La Tercera Gran Excusa Del Masajista

Blog de @antonReina sobre Marketing Masajista

Masajes gratis… Solamente quieren darse masajes gratis.  ¿De verdad crees que eso es lo que quieren? ¿Piensas que es lo único que busca la gente? ¿Masajes gratuitos? Pues lo siento. Tengo que decírtelo. Es La Tercera Gran Excusa De Los Masajistas. [Si no has leído la primera parte de estas 5 publicaciones sobre las 4 Grandes Excusas Masajistas, puedes empezar por aquí].

¿Lo das por hecho? Pues te equivocas. Siempre me lo dicen y lo oigo decir a muchos masajistas, profesores, terapeutas o sanitarios. La gente quiere que le des masaje, sí, pero no quieren pagar… Todos los días lo veo en foros de conversación y lo leo en grupos de facebook. EXCUSAS. Eso son excusas.

Deja de poner excusas

Sé valiente. Con excusas no te puedes enfrentar a nada ni a nadie nuevo. Lo primero es reconocerlo.

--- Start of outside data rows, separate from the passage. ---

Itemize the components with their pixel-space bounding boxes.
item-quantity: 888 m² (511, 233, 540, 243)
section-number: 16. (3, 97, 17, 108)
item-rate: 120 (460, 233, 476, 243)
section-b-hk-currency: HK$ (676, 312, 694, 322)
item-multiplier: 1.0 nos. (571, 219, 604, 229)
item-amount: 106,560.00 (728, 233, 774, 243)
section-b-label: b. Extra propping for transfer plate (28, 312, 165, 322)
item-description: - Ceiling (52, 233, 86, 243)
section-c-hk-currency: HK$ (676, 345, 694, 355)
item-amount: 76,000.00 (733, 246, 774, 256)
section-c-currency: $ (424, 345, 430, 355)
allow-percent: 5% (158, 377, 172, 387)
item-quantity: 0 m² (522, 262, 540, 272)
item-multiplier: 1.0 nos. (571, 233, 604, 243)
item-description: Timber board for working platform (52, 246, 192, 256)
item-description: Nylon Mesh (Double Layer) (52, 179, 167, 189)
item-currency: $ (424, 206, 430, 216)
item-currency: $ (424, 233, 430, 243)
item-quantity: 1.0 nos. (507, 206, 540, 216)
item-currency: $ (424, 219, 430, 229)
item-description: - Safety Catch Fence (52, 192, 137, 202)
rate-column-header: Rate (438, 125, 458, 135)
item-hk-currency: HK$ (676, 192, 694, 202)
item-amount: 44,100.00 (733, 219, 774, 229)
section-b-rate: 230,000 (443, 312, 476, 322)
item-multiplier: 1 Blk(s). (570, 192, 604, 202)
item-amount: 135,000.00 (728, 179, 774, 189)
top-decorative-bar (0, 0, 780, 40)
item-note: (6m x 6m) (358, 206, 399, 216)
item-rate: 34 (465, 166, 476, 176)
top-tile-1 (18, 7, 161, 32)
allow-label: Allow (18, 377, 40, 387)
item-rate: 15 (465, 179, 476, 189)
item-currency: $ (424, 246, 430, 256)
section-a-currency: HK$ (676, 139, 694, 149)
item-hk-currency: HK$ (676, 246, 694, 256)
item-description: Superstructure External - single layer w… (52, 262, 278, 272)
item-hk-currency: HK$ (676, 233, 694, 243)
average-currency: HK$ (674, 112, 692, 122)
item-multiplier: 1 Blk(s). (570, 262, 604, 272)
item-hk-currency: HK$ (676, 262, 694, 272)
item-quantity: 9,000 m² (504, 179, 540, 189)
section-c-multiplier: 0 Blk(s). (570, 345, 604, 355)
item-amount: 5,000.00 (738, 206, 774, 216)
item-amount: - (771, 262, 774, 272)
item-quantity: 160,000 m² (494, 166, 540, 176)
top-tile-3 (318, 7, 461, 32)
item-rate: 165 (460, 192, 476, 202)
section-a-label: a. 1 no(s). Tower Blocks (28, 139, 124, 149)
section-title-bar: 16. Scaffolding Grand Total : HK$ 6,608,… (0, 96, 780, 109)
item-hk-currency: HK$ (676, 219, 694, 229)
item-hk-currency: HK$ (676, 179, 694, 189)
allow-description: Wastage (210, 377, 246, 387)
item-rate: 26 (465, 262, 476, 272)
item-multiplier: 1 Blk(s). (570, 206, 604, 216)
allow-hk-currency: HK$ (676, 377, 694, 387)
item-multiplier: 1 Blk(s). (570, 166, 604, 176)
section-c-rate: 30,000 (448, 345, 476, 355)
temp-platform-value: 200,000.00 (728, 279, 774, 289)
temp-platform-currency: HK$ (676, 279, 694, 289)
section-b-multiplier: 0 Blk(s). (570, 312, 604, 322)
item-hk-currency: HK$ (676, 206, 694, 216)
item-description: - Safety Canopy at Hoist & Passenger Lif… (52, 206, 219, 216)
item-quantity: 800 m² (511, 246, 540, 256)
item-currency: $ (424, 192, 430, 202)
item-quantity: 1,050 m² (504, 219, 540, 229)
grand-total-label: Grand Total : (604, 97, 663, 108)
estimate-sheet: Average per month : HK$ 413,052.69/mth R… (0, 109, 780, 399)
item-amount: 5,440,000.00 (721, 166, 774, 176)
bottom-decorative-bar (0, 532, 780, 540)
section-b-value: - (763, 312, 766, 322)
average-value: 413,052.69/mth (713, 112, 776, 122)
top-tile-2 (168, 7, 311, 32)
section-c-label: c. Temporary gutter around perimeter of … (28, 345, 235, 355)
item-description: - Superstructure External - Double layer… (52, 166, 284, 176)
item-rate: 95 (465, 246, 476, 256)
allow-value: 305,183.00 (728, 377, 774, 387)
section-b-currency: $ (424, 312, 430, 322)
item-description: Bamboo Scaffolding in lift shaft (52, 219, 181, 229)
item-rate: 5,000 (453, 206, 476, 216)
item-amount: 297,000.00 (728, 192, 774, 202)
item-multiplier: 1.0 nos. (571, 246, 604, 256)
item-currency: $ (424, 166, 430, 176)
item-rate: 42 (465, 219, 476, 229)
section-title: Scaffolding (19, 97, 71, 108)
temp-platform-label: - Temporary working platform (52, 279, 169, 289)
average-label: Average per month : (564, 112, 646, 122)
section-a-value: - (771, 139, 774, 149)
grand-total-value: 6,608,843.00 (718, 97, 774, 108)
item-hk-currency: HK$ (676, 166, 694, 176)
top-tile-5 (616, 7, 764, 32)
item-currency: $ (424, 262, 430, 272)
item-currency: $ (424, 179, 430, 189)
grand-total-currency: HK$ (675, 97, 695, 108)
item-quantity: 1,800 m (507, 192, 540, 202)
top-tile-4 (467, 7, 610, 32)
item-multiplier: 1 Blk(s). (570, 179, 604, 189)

Te proteges. Tal vez demasiado. Evitas nuevas situaciones. Ahorras nuevos desafíos. Eliminas responsabilidades. Te olvidas de lo que tienes que hacer con tu miedo a vender masajes.

Nadie se va a meter contigo. Ni con tu negocio. Ni con la manera que tienes de hacer tus cosas. Eres tú y tus masajes. Nadie más… Pero si todavía te pones esta excusa de lo gratis, no te enfades conmigo y vamos a darle la vuelta, ¿vale?

Desmontando el mito de los masajes gratis

Vamos a Desmontar esa creencia. Siempre habrá personas que quieran darse masajes gratis. Es normal. Pero no todos son iguales ni pertenecen al mismo grupo. Tienes que saber diferenciarlos. Reconocerlos. Tratar a cada uno de una manera…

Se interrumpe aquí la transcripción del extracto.